Greek Sausage and Egg Skillet


  • 2 tablespoons olive oil
  • 2 cups frozen, Southern-style hash brown potatoes
  • 1/2 a red onion, chopped
  • 8 ounces turkey sausage, sliced
  • 2-3 cups veggies of choice (I typically use a combination of spinach, bell peppers, tomato grapes, and mushrooms)
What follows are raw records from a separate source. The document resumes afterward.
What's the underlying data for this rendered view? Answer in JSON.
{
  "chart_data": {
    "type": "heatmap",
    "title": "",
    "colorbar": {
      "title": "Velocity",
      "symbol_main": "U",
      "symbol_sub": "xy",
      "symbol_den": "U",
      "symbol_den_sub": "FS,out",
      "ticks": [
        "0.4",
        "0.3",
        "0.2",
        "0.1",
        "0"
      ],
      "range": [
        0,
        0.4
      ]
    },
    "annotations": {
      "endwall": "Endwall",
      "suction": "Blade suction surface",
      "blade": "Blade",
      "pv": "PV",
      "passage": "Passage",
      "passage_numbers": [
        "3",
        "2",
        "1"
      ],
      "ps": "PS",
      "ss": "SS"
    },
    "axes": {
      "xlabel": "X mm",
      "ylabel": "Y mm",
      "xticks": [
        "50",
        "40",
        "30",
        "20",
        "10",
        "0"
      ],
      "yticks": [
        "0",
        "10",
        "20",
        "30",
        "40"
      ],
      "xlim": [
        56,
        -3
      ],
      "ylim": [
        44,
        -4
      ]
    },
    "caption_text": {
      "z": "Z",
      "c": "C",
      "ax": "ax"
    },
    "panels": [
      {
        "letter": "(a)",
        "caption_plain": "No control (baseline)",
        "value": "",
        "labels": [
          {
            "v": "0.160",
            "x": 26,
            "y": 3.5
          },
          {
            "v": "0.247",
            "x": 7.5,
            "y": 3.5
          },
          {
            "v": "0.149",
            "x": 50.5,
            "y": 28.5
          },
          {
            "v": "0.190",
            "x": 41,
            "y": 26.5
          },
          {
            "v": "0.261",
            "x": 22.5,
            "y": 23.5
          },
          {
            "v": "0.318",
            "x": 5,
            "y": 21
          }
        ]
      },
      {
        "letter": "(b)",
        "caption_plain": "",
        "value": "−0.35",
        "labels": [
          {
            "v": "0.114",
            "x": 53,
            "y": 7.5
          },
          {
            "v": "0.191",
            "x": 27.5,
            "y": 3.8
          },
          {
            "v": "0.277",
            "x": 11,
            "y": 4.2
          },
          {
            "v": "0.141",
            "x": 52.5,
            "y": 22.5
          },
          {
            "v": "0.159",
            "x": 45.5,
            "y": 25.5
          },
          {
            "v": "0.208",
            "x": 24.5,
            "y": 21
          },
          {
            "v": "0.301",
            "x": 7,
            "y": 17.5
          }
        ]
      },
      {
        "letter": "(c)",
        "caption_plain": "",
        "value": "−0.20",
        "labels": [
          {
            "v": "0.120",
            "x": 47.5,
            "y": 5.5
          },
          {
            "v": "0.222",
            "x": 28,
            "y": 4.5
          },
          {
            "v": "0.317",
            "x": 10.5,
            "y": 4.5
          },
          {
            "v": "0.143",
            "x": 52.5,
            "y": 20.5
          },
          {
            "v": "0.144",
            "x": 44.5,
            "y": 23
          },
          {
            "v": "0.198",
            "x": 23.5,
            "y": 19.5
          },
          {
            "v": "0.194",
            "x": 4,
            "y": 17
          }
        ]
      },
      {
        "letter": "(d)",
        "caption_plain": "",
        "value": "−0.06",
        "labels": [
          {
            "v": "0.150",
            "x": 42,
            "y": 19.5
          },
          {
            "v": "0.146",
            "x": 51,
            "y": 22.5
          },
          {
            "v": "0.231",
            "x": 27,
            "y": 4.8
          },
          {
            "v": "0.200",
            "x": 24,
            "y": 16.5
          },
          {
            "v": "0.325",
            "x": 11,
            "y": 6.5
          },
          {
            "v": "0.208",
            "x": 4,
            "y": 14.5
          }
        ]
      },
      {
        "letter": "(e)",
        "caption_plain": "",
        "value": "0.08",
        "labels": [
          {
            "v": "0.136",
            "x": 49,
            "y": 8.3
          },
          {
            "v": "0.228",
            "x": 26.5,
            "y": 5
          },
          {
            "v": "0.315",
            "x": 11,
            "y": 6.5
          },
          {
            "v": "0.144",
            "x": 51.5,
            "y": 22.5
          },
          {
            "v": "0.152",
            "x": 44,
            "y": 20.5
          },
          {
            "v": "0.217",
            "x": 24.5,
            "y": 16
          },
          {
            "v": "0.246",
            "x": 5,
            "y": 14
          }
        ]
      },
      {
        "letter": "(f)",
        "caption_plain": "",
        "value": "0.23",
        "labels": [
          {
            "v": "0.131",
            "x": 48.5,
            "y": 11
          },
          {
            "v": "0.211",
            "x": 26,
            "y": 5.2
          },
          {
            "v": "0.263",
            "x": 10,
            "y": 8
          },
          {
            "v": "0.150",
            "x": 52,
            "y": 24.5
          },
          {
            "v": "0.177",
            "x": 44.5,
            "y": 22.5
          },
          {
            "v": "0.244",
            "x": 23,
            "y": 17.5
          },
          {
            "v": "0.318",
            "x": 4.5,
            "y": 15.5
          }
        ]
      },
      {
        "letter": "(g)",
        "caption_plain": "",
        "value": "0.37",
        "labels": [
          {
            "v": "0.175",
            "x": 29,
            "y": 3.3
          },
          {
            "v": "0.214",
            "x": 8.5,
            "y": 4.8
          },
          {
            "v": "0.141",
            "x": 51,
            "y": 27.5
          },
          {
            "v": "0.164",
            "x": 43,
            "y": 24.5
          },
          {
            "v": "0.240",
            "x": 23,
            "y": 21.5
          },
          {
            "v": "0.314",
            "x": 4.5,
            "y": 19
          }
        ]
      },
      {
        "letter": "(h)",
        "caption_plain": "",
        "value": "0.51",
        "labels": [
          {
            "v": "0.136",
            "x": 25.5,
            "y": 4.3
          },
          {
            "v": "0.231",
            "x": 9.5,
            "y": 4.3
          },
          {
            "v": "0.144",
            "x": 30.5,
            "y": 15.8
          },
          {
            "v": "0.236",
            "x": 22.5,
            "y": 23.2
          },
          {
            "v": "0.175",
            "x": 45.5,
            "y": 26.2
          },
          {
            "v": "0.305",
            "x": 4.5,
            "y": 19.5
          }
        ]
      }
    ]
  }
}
  • 2-3 tablespoons black olives, sliced
  • 4 eggs
  • 1/4 cup milk
  • 1/4 teaspoon dried oregano or 1 teaspoon fresh, chopped
  • kosher salt and freshly ground pepper
  • 1/3 cup feta cheese
  • Optional:  toasted corn tortillas for serving


  1. Over medium high heat, saute the onion, potatoes, and sausage in a large cast iron skillet coated with the olive oil.  Stir occasionally.  If necessary, you may drizzle a little extra oil if the potatoes begin to stick as they cook.  If using mushrooms, I add them in the beginning.  I like the mushrooms a little more well done and the other veggies more on the raw-but-warm side.
  2. Meanwhile, in a separate bowl, beat the eggs with the milk, oregano, and salt and pepper to taste.
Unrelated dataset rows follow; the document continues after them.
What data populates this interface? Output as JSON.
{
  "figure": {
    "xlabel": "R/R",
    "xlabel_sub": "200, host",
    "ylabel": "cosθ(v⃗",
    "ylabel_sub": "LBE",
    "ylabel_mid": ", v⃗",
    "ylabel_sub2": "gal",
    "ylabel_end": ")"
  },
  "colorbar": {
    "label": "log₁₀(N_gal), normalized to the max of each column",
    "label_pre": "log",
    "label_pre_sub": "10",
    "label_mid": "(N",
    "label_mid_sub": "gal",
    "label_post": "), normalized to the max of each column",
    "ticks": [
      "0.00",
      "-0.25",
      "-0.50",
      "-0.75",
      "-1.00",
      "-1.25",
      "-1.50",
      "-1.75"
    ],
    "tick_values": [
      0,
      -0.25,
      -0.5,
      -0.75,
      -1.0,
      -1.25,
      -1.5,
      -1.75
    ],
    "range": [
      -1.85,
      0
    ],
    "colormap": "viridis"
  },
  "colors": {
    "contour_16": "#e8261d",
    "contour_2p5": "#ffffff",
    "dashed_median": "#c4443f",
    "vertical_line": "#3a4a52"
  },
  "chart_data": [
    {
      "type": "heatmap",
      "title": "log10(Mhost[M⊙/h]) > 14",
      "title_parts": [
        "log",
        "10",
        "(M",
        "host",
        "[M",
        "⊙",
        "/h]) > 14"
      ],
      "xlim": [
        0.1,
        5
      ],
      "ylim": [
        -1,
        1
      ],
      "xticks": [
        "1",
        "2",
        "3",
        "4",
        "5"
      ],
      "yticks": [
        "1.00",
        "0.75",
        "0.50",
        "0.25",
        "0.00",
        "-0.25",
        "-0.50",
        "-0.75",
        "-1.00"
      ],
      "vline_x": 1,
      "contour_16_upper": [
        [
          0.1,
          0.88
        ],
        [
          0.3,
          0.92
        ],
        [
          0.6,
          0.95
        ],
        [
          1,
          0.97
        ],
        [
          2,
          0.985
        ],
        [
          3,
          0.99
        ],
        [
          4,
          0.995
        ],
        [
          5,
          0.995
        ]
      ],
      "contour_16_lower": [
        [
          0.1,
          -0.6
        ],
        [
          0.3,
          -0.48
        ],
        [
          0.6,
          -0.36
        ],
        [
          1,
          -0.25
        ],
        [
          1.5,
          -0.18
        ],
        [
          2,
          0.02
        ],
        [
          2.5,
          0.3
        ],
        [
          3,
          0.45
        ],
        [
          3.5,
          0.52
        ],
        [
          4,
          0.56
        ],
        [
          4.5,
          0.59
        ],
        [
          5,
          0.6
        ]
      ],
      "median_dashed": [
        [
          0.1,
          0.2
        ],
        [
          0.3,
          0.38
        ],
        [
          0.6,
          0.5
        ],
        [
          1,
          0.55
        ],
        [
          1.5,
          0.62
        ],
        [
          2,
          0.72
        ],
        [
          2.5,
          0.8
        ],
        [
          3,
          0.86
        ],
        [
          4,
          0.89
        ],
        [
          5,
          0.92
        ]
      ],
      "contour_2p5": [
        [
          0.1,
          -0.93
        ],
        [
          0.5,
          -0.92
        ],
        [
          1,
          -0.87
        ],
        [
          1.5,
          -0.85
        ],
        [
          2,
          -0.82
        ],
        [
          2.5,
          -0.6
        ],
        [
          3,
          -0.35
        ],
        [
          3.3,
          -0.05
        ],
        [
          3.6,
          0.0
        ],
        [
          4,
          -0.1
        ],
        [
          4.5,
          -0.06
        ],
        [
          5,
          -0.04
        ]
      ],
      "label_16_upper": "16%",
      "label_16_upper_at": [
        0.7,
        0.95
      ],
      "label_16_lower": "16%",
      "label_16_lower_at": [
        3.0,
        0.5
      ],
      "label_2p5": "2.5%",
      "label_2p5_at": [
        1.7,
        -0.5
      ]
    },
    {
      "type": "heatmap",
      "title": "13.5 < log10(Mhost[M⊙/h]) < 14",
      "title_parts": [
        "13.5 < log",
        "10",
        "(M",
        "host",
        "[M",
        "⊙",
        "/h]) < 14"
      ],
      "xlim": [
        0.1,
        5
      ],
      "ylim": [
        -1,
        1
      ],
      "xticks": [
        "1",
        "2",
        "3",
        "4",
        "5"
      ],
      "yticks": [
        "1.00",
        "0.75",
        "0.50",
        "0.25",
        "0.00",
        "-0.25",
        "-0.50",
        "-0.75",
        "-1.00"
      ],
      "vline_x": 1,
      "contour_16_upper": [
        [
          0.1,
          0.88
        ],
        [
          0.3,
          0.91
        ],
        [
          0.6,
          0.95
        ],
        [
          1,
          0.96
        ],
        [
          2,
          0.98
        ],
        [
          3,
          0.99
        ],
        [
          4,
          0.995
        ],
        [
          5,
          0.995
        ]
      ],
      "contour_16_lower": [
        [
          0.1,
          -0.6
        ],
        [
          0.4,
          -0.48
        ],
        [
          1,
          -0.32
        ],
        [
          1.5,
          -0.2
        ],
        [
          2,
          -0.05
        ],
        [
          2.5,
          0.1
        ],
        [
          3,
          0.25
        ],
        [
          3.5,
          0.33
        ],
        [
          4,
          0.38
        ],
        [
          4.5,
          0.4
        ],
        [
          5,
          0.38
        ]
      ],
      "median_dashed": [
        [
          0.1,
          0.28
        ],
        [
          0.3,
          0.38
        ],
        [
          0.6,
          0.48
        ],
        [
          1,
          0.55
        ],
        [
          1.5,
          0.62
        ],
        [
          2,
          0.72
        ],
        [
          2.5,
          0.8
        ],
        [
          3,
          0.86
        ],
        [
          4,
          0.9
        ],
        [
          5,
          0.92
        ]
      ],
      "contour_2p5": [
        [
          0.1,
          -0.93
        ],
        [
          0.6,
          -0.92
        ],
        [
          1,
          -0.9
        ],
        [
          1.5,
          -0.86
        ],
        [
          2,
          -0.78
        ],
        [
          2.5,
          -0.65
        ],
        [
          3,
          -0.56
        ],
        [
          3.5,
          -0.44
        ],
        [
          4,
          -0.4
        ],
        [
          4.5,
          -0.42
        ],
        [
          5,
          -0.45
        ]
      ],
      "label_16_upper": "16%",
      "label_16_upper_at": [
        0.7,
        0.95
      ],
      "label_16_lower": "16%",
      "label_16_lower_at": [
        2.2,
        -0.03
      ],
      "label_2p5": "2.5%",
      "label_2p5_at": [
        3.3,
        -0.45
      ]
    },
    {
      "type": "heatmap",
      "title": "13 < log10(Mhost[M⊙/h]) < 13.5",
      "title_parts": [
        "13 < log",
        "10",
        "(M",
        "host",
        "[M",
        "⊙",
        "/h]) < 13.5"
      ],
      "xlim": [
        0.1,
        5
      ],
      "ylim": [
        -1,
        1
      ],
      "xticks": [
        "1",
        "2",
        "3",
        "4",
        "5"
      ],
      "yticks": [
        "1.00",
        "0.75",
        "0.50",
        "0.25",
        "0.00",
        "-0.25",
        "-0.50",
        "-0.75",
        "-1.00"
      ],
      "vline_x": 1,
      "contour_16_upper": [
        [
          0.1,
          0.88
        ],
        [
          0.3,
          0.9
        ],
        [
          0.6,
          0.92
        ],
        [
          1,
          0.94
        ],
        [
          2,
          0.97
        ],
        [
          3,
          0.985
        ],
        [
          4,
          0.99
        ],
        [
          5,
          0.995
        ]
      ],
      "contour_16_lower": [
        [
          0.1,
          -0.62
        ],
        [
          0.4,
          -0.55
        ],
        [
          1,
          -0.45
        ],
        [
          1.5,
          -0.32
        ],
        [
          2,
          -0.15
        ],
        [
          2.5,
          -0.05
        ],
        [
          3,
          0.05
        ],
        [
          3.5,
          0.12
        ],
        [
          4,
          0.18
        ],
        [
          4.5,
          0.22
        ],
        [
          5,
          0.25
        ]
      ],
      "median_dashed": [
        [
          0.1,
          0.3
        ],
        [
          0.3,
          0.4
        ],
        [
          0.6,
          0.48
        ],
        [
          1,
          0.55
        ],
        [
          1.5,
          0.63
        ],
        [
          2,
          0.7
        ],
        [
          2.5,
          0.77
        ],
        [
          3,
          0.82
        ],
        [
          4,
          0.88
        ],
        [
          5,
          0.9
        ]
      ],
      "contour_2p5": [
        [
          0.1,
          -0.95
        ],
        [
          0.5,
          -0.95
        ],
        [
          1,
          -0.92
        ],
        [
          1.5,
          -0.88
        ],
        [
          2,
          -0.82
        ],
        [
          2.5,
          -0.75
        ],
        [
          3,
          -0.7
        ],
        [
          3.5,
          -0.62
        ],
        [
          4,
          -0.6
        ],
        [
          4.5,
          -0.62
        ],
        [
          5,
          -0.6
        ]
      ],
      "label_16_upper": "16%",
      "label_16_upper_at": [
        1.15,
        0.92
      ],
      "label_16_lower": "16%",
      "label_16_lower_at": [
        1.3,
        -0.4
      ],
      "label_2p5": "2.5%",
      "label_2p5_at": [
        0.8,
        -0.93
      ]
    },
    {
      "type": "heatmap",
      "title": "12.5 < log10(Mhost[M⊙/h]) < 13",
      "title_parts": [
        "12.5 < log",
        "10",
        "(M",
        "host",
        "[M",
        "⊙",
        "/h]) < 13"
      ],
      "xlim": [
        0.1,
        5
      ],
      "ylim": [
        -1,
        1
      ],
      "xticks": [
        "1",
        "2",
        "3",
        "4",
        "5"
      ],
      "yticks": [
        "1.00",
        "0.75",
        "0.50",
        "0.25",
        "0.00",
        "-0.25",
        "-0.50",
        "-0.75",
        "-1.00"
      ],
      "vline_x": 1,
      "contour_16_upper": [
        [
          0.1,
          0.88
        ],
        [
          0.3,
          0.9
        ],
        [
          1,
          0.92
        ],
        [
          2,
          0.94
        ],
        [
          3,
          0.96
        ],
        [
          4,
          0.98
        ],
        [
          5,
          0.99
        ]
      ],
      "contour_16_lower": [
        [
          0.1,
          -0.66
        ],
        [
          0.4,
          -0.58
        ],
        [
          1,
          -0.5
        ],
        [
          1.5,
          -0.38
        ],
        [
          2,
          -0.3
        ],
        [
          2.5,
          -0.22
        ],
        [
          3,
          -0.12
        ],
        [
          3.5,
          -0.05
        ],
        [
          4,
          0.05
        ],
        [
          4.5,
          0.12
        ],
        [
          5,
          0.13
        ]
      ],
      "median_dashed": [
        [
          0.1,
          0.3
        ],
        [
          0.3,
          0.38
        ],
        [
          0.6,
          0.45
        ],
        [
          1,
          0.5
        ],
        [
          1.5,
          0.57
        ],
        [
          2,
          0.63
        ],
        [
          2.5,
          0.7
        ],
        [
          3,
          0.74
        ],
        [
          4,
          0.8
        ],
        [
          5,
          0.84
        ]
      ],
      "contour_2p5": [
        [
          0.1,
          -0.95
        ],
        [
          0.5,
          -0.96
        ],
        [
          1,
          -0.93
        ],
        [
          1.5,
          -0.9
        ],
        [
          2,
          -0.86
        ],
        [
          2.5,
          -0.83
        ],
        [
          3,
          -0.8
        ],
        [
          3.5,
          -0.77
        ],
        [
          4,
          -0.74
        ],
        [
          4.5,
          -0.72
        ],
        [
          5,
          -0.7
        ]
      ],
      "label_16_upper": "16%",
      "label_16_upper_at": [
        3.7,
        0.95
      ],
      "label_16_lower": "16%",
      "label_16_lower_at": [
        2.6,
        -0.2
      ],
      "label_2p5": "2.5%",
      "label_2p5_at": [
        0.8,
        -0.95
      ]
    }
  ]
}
  3. Once the potatoes/sausage mixture begins to brown, add the remaining vegetables and black olives, stirring to combine.  Reduce the heat to medium and pour the egg mixture over top of the sausage/veggie mixture.  Cook, inverting to incorporate and cook throughout, until eggs are done to your liking.  I like the eggs to retain just a bit of moistness.
  4. Remove from heat and sprinkle with feta.  Serve over a toasted corn tortilla, if desired.